Mike, a math teacher, talks about how "wrong-headed" the WASL has been since the beginning. And some other things. His major point: learn about other systems. While he's filibustering, I check out the original WASL bill [pdf]. Those were heady days.

Other teachers talk about how the federal government, especially through NCLB. Will we take a stand against NCLB as a state?

Hunt encourages teachers to start pressuring their legislators en masse. Also, "I'd like to see this reversed" next year, so legislators can listen to a teacher panel. Be careful what you wish for, Representative...

I finally ask my question. No one committed yet; Hunt "hasn't met" Rich Semler, and has no current endorsement in the upcoming. "That's a good question for all of you," he says. "We're on it," Axtell responds. Later, she talks about how the WEA went out searching for a fresh face for OSPI, but couldn't find anyone. Is Semler going to cut it? Will someone else step up? Or is Bergeson a lock?

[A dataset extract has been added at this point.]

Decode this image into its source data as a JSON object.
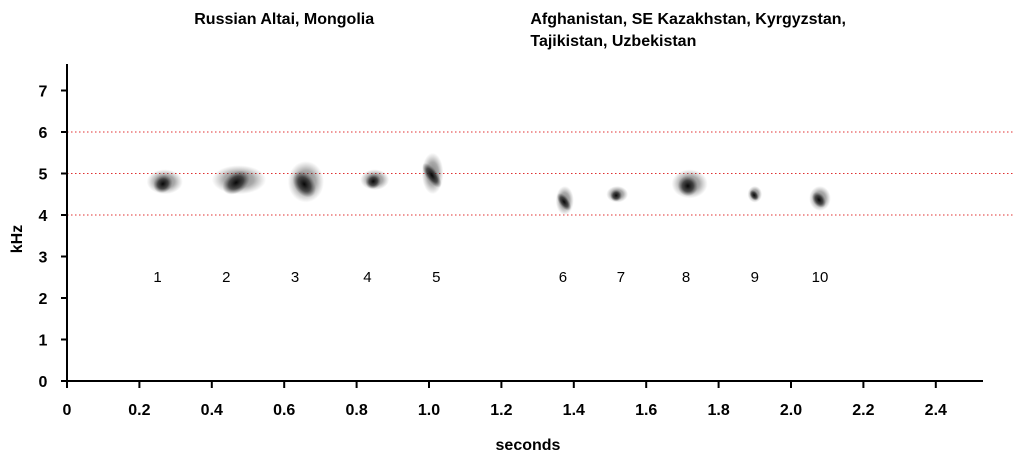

And we're done. I'll wrap up in a little while, once I've had time to reflect and check a few quotes on my voice recorder.


Emmett said...

Confusing Sam Hunt and Gary Alexander. Uhh... Yes, you are the only one.

Good lord, all older white guys look the same to you?

Jim Anderson said...

Well, they all wear those white and red suits and have bellies that shake like a bowl full of gelatin. Makes it pretty tough.

Ryan said...

Sounds like an interesting event.

I emphasize with your frustration towards the WF West teacher who went on and on and on. I was at a meeting a few weeks ago where we had a teacher who couldn't shut up about her district cutting back on recess. The purpose of the meeting was to talk about ed finance, and we probably spent 20 minutes on a recess situation. That was teh suck.